İki ülke arasında gelişen ilişkiler şimdiye kadar İsrail’e güvenlik ve ekonomik açıdan kazanımlar sağlarken Çin’e olan siber sistem, yüksek teknoloji birikimi ve askerî teçhizat transferini kolaylaştırmış, ayrıca Çin’in Doğu Akdeniz’e erişimini de güvence altına almıştır.
İsrail için önemli bir dış pazar olan Çin için ise İsrail, bölgede nüfuz sağlamak ve Batı’nın silah ve teknoloji bilgisinden faydalanmak için kritik bir aktör konumundadır. İki ülke arasındaki ilişkiler son yıllarda karşılıklı güven ve anlayışa dayalı bir şekilde ilerlemektedir ancak pek çok aktörün mücadele alanı olan Ortadoğu’da Çin’in İsrail’le yakınlaşması, bölgedeki güçlü aktörlerce dikkatle takip edilmektedir.
Özellikle İsrail’in Çin’e stratejik bilgi aktarımı ve Çin’in İsrail’de gerçekleştirdiği altyapı yatırımları, bölgedeki diğer aktörler tarafından tepki ve endişeyle karşılanmaktadır.

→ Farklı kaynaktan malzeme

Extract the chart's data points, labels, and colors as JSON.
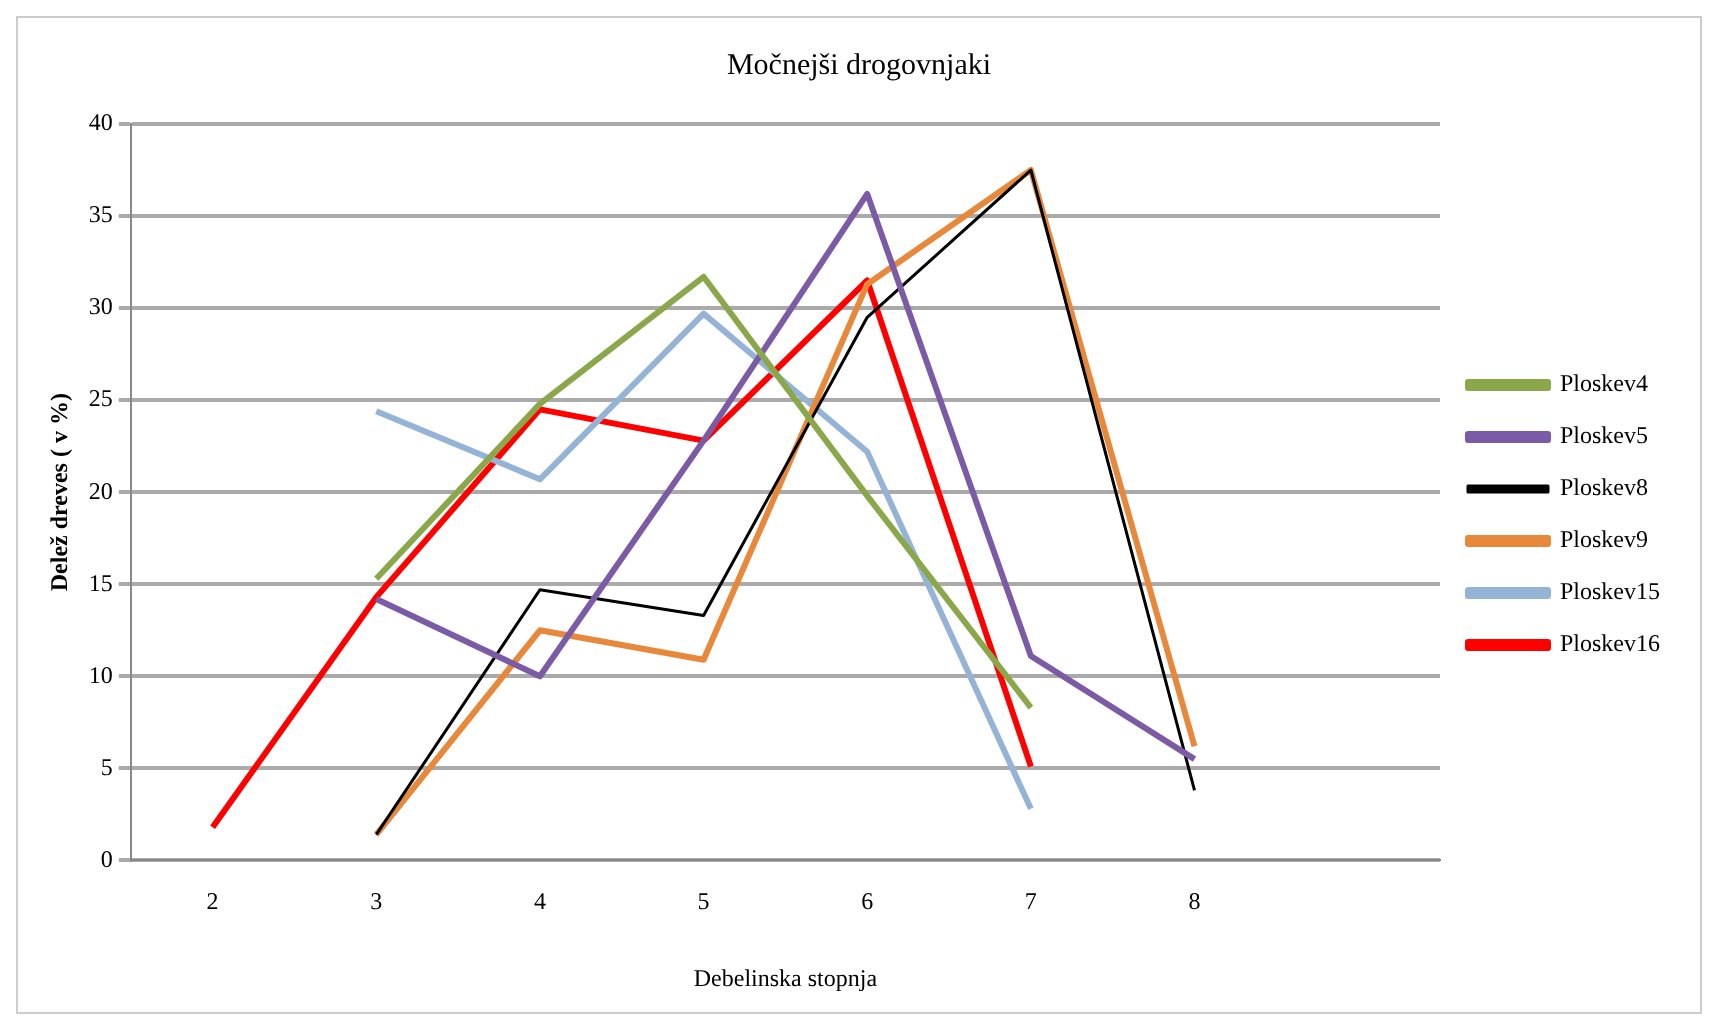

İsrail, kuruluşundan itibaren sınırlarını çevreleyen düşman devletlerin varlığı ve güvenlik endişesi sebebiyle de bölge dışı devletlerle ilişkilerini geliştirme gayretindedir. Bunlar dışında küresel rekabete uyum sağlayacak bir ekonomik güce sahip olmaması da İsrail yönetimini son yıllarda yeni ilişkiler kurmaya zorlamıştır. Zira İsrail, Batı’nın ve özellikle ABD’nin silah ve teknolojik bilgi birikimine sahip olmakla birlikte, iç pazarda gelişmiş bir ülke değildir. Kendisini dış pazara bağımlı kılan bu durum sebebiyle de yeni arayışlara yönelmiştir.
1950’li yıllarda yaşanan Kore Savaşı sırasında İsrail’in Güney Kore tarafında yer alarak Komünizme karşı durması ve Birleşmiş Milletler (BM) güçlerine yardımda bulunması; Çin’in de Bandung Konferansı’nda İsrail’i boykot etme kararını onaylaması, iki ülke arasında gerilime sebep olan süreçler olmuştur. Sonraki yıllarda yaşanan Süveyş Krizi ve Arap-İsrail Savaşları gibi gelişmeler sırasında Çin, Arap ülkeleriyle diplomatik ve ekonomik ilişkilerini güçlendirirken İsrail’le daha da uzaklaşmıştır.
ABD, önce 11 Eylül saldırıları, ardından Afganistan ve Irak işgallerinin etkisiyle ekonomik ve politik sıkıntılar yaşamaya başlamış ve uluslararası sistemde farklı güç odaklarının ortaya çıkışını engelleyememiştir. Nitekim çok geçmeden de Asya’da yükselmekte olan Çin’in bölgesel bir aktör olarak kendisine rakip olacağından endişe etmeye başlamıştır.